Oct 4, 2008

"I remember the Jews of Kurdistan"

Article from JewishJournal


September 28, 2008

Iraqi First Lady at Museum of Tolerance: I remember the Jews of Kurdistan


Did Iraq approve visit? 'I go where I want to go'

Hero Ibrahim Ahmed Photo by Bart Bartholomew Courtesy Simon Wiesenthal Center

Hero Ibrahim Ahmed
Photo by Bart Bartholomew
Courtesy Simon Wiesenthal Center

The wife of Iraqi president Jalal Talabani paid a visit to the Simon Wiesenthal Center on Friday, toured its Museum of Tolerance, and recalled her friendship with the Jews of her Kurdish hometown.

Hero Ibrahim Ahmed, the petite first lady of Iraq, briefly recalled the killings and tortures the regime of dictator Saddam Hussein had inflicted on her fellow Kurds.

She added, "In every person's mind there is a small Saddam. Killing Saddam is nothing, but killing the Saddam in our minds is everything."

The Journal, the only media outlet admitted to the event, asked whether the Iraqi government had approved her visit to the high-profile Jewish and ardently pro-Israel institution, which plans to build a Center for Human Dignity in Jerusalem.

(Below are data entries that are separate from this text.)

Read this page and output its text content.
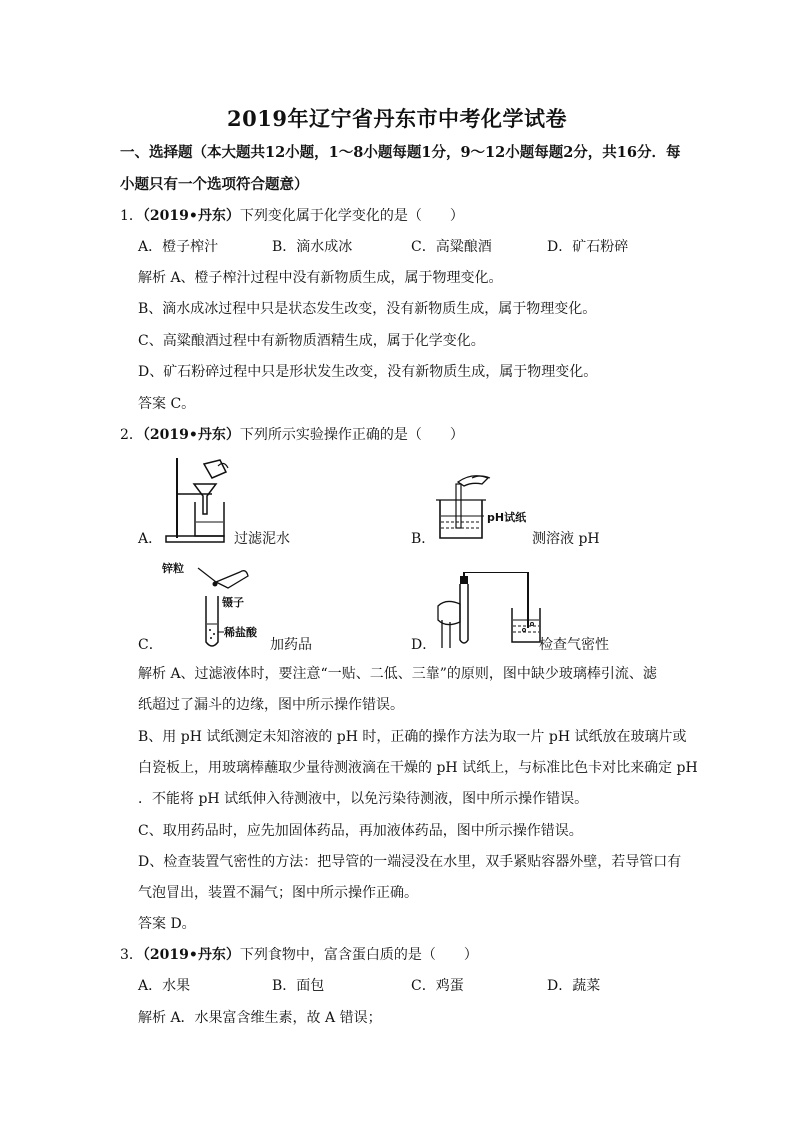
2019年辽宁省丹东市中考化学试卷
一、选择题（本大题共12小题，1～8小题每题1分，9～12小题每题2分，共16分．每
小题只有一个选项符合题意）
1．（2019•丹东）下列变化属于化学变化的是（　　）
A．橙子榨汁	B．滴水成冰	C．高粱酿酒	D．矿石粉碎
解析 A、橙子榨汁过程中没有新物质生成，属于物理变化。
B、滴水成冰过程中只是状态发生改变，没有新物质生成，属于物理变化。
C、高粱酿酒过程中有新物质酒精生成，属于化学变化。
D、矿石粉碎过程中只是形状发生改变，没有新物质生成，属于物理变化。
答案 C。
2．（2019•丹东）下列所示实验操作正确的是（　　）
A．	过滤泥水
pH试纸
B．	测溶液 pH
锌粒
镊子
稀盐酸
C．	加药品	D．	检查气密性
解析 A、过滤液体时，要注意“一贴、二低、三靠”的原则，图中缺少玻璃棒引流、滤
纸超过了漏斗的边缘，图中所示操作错误。
B、用 pH 试纸测定未知溶液的 pH 时，正确的操作方法为取一片 pH 试纸放在玻璃片或
白瓷板上，用玻璃棒蘸取少量待测液滴在干燥的 pH 试纸上，与标准比色卡对比来确定 pH
．不能将 pH 试纸伸入待测液中，以免污染待测液，图中所示操作错误。
C、取用药品时，应先加固体药品，再加液体药品，图中所示操作错误。
D、检查装置气密性的方法：把导管的一端浸没在水里，双手紧贴容器外壁，若导管口有
气泡冒出，装置不漏气；图中所示操作正确。
答案 D。
3．（2019•丹东）下列食物中，富含蛋白质的是（　　）
A．水果	B．面包	C．鸡蛋	D．蔬菜
解析 A．水果富含维生素，故 A 错误；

Ahmed, owner of an Iraqi media group and a strong advocate for children's rights, answered quickly, "I don't ask for permission. I go where I want to go."

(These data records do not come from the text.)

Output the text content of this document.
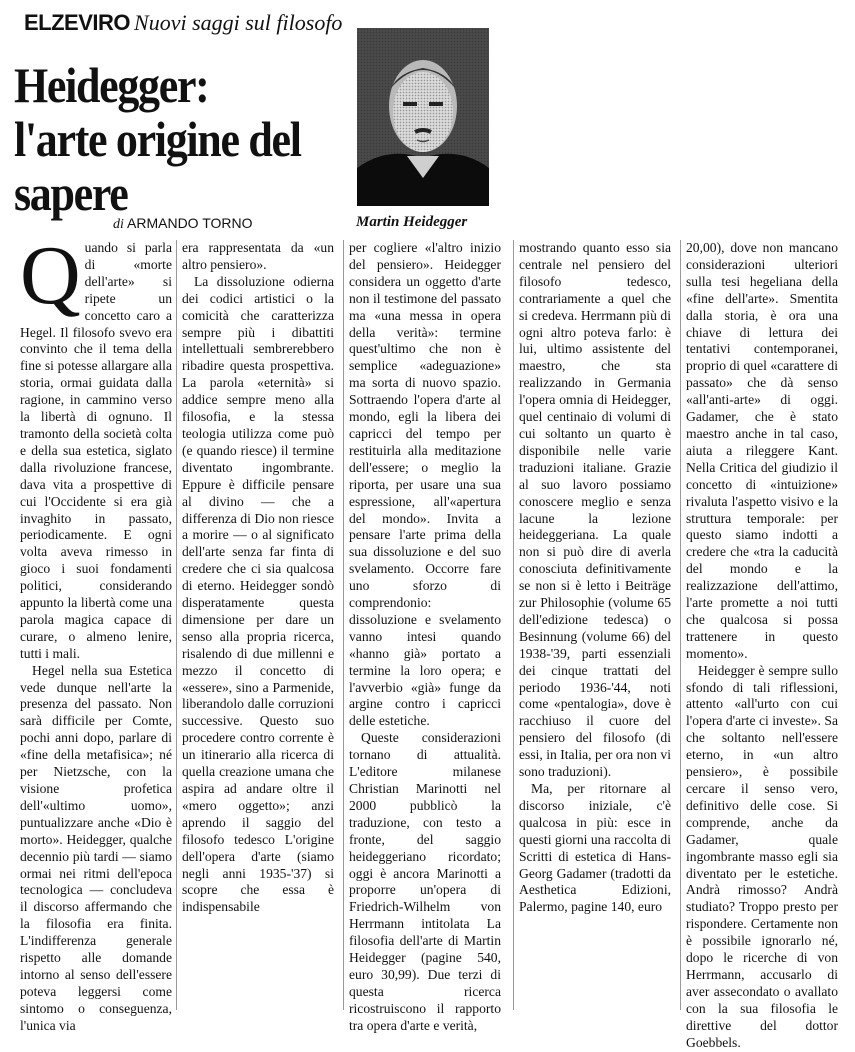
ELZEVIRO Nuovi saggi sul filosofo
Heidegger: l'arte origine del sapere
di ARMANDO TORNO	Martin Heidegger

Quando si parla di «morte dell'arte» si ripete un concetto caro a Hegel. Il filosofo svevo era convinto che il tema della fine si potesse allargare alla storia, ormai guidata dalla ragione, in cammino verso la libertà di ognuno. Il tramonto della società colta e della sua estetica, siglato dalla rivoluzione francese, dava vita a prospettive di cui l'Occidente si era già invaghito in passato, periodicamente. E ogni volta aveva rimesso in gioco i suoi fondamenti politici, considerando appunto la libertà come una parola magica capace di curare, o almeno lenire, tutti i mali.

Hegel nella sua Estetica vede dunque nell'arte la presenza del passato. Non sarà difficile per Comte, pochi anni dopo, parlare di «fine della metafisica»; né per Nietzsche, con la visione profetica dell'«ultimo uomo», puntualizzare anche «Dio è morto». Heidegger, qualche decennio più tardi — siamo ormai nei ritmi dell'epoca tecnologica — concludeva il discorso affermando che la filosofia era finita. L'indifferenza generale rispetto alle domande intorno al senso dell'essere poteva leggersi come sintomo o conseguenza, l'unica via

era rappresentata da «un altro pensiero».

La dissoluzione odierna dei codici artistici o la comicità che caratterizza sempre più i dibattiti intellettuali sembrerebbero ribadire questa prospettiva. La parola «eternità» si addice sempre meno alla filosofia, e la stessa teologia utilizza come può (e quando riesce) il termine diventato ingombrante. Eppure è difficile pensare al divino — che a differenza di Dio non riesce a morire — o al significato dell'arte senza far finta di credere che ci sia qualcosa di eterno. Heidegger sondò disperatamente questa dimensione per dare un senso alla propria ricerca, risalendo di due millenni e mezzo il concetto di «essere», sino a Parmenide, liberandolo dalle corruzioni successive. Questo suo procedere contro corrente è un itinerario alla ricerca di quella creazione umana che aspira ad andare oltre il «mero oggetto»; anzi aprendo il saggio del filosofo tedesco L'origine dell'opera d'arte (siamo negli anni 1935-'37) si scopre che essa è indispensabile

per cogliere «l'altro inizio del pensiero». Heidegger considera un oggetto d'arte non il testimone del passato ma «una messa in opera della verità»: termine quest'ultimo che non è semplice «adeguazione» ma sorta di nuovo spazio. Sottraendo l'opera d'arte al mondo, egli la libera dei capricci del tempo per restituirla alla meditazione dell'essere; o meglio la riporta, per usare una sua espressione, all'«apertura del mondo». Invita a pensare l'arte prima della sua dissoluzione e del suo svelamento. Occorre fare uno sforzo di comprendonio: dissoluzione e svelamento vanno intesi quando «hanno già» portato a termine la loro opera; e l'avverbio «già» funge da argine contro i capricci delle estetiche.

Queste considerazioni tornano di attualità. L'editore milanese Christian Marinotti nel 2000 pubblicò la traduzione, con testo a fronte, del saggio heideggeriano ricordato; oggi è ancora Marinotti a proporre un'opera di Friedrich-Wilhelm von Herrmann intitolata La filosofia dell'arte di Martin Heidegger (pagine 540, euro 30,99). Due terzi di questa ricerca ricostruiscono il rapporto tra opera d'arte e verità,

mostrando quanto esso sia centrale nel pensiero del filosofo tedesco, contrariamente a quel che si credeva. Herrmann più di ogni altro poteva farlo: è lui, ultimo assistente del maestro, che sta realizzando in Germania l'opera omnia di Heidegger, quel centinaio di volumi di cui soltanto un quarto è disponibile nelle varie traduzioni italiane. Grazie al suo lavoro possiamo conoscere meglio e senza lacune la lezione heideggeriana. La quale non si può dire di averla conosciuta definitivamente se non si è letto i Beiträge zur Philosophie (volume 65 dell'edizione tedesca) o Besinnung (volume 66) del 1938-'39, parti essenziali dei cinque trattati del periodo 1936-'44, noti come «pentalogia», dove è racchiuso il cuore del pensiero del filosofo (di essi, in Italia, per ora non vi sono traduzioni).

Ma, per ritornare al discorso iniziale, c'è qualcosa in più: esce in questi giorni una raccolta di Scritti di estetica di Hans-Georg Gadamer (tradotti da Aesthetica Edizioni, Palermo, pagine 140, euro

20,00), dove non mancano considerazioni ulteriori sulla tesi hegeliana della «fine dell'arte». Smentita dalla storia, è ora una chiave di lettura dei tentativi contemporanei, proprio di quel «carattere di passato» che dà senso «all'anti-arte» di oggi. Gadamer, che è stato maestro anche in tal caso, aiuta a rileggere Kant. Nella Critica del giudizio il concetto di «intuizione» rivaluta l'aspetto visivo e la struttura temporale: per questo siamo indotti a credere che «tra la caducità del mondo e la realizzazione dell'attimo, l'arte promette a noi tutti che qualcosa si possa trattenere in questo momento».

Heidegger è sempre sullo sfondo di tali riflessioni, attento «all'urto con cui l'opera d'arte ci investe». Sa che soltanto nell'essere eterno, in «un altro pensiero», è possibile cercare il senso vero, definitivo delle cose. Si comprende, anche da Gadamer, quale ingombrante masso egli sia diventato per le estetiche. Andrà rimosso? Andrà studiato? Troppo presto per rispondere. Certamente non è possibile ignorarlo né, dopo le ricerche di von Herrmann, accusarlo di aver assecondato o avallato con la sua filosofia le direttive del dottor Goebbels.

Her visit reciprocated a dinner she had hosted at her home in Sulaymaniyah in the Kurdistan region of northern Iraq for Rabbi Abraham Cooper, associate dean of the Wiesenthal Center, and Liebe Geft, director of its Museum of Tolerance.

Cooper and Geft had been invited to come and consult on plans for a traveling exhibit to commemorate the murder of 5,000 Kurdish men, women and children in the town of Halabja.

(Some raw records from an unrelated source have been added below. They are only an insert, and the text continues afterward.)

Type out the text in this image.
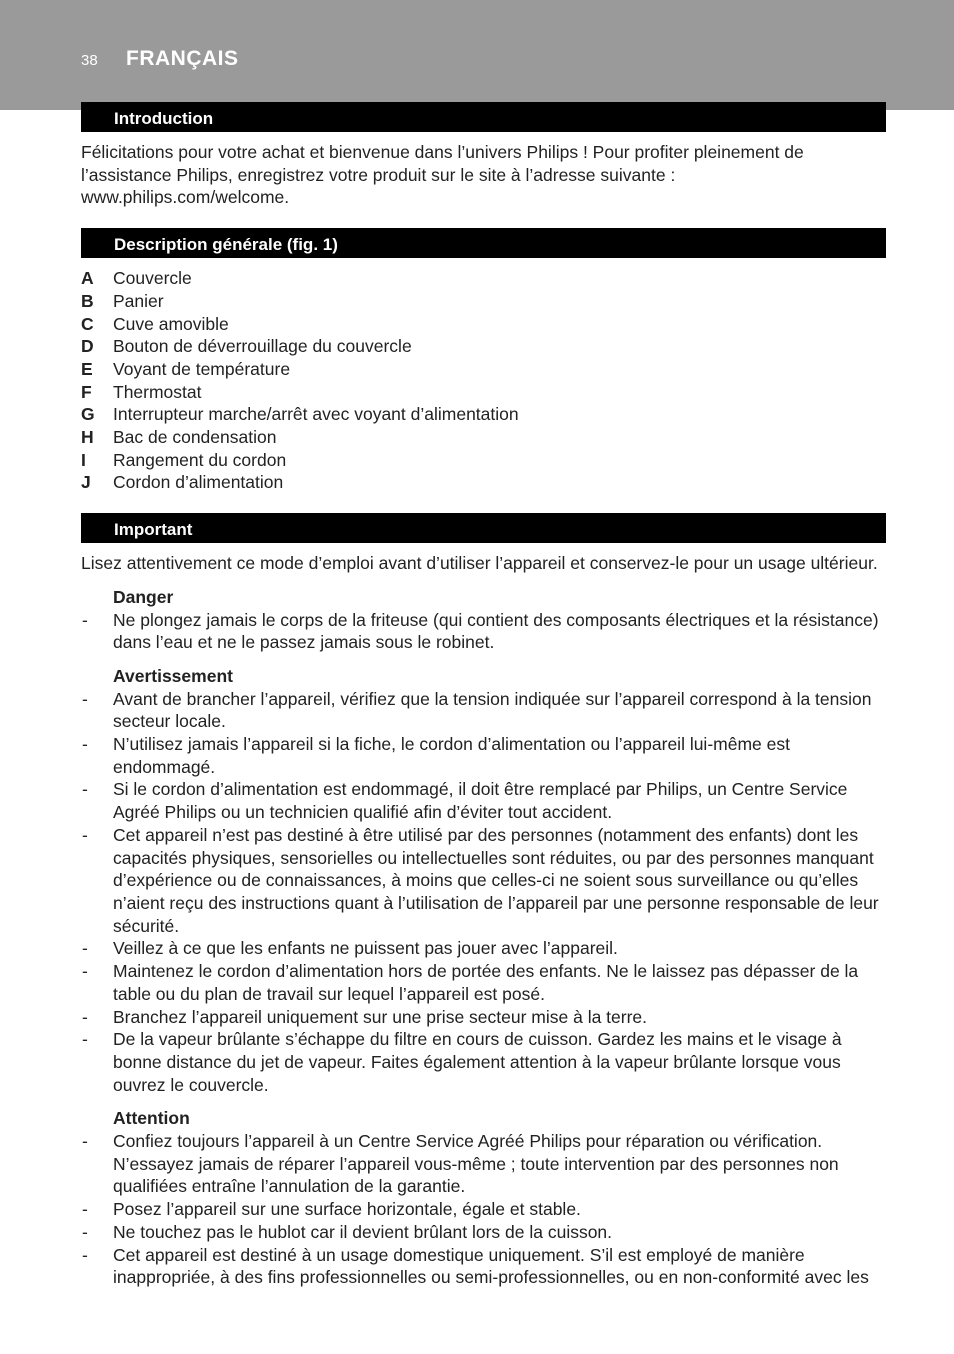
38 FRANÇAIS
Introduction

Félicitations pour votre achat et bienvenue dans l’univers Philips ! Pour profiter pleinement de l’assistance Philips, enregistrez votre produit sur le site à l’adresse suivante : www.philips.com/welcome.

Description générale (fig. 1)
A Couvercle
B Panier
C Cuve amovible
D Bouton de déverrouillage du couvercle
E Voyant de température
F Thermostat
G Interrupteur marche/arrêt avec voyant d’alimentation
H Bac de condensation
I Rangement du cordon
J Cordon d’alimentation
Important

Lisez attentivement ce mode d’emploi avant d’utiliser l’appareil et conservez-le pour un usage ultérieur.

Danger
- Ne plongez jamais le corps de la friteuse (qui contient des composants électriques et la résistance) dans l’eau et ne le passez jamais sous le robinet.
Avertissement
- Avant de brancher l’appareil, vérifiez que la tension indiquée sur l’appareil correspond à la tension secteur locale.
- N’utilisez jamais l’appareil si la fiche, le cordon d’alimentation ou l’appareil lui-même est endommagé.
- Si le cordon d’alimentation est endommagé, il doit être remplacé par Philips, un Centre Service Agréé Philips ou un technicien qualifié afin d’éviter tout accident.
- Cet appareil n’est pas destiné à être utilisé par des personnes (notamment des enfants) dont les capacités physiques, sensorielles ou intellectuelles sont réduites, ou par des personnes manquant d’expérience ou de connaissances, à moins que celles-ci ne soient sous surveillance ou qu’elles n’aient reçu des instructions quant à l’utilisation de l’appareil par une personne responsable de leur sécurité.
- Veillez à ce que les enfants ne puissent pas jouer avec l’appareil.
- Maintenez le cordon d’alimentation hors de portée des enfants. Ne le laissez pas dépasser de la table ou du plan de travail sur lequel l’appareil est posé.
- Branchez l’appareil uniquement sur une prise secteur mise à la terre.
- De la vapeur brûlante s’échappe du filtre en cours de cuisson. Gardez les mains et le visage à bonne distance du jet de vapeur. Faites également attention à la vapeur brûlante lorsque vous ouvrez le couvercle.
Attention
- Confiez toujours l’appareil à un Centre Service Agréé Philips pour réparation ou vérification. N’essayez jamais de réparer l’appareil vous-même ; toute intervention par des personnes non qualifiées entraîne l’annulation de la garantie.
- Posez l’appareil sur une surface horizontale, égale et stable.
- Ne touchez pas le hublot car il devient brûlant lors de la cuisson.
- Cet appareil est destiné à un usage domestique uniquement. S’il est employé de manière inappropriée, à des fins professionnelles ou semi-professionnelles, ou en non-conformité avec les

The independence-minded Kurds had long been a thorn in the side of Saddam Hussein, who on March 16, 1988 ordered his planes and artillery to blanket the town with poison gas.

On a side trip to Halabja, Cooper and Geft inspected Saddam's torture chambers and watched footage of the massacre, some of which "was too horrible to look at," said Cooper.

During the dinner at her house, Ahmed reminisced about her childhood hometown, and her puzzlement when residents of the Jewish quarter suddenly started to build and eat in outdoor huts -- which the American visitors quickly recognized as the celebration of Sukkot.

When the guests said goodbye, they invited their hostess to tour the Museum of Tolerance, if she were ever in Los Angeles. Two weeks later, she called to say that she was on her way.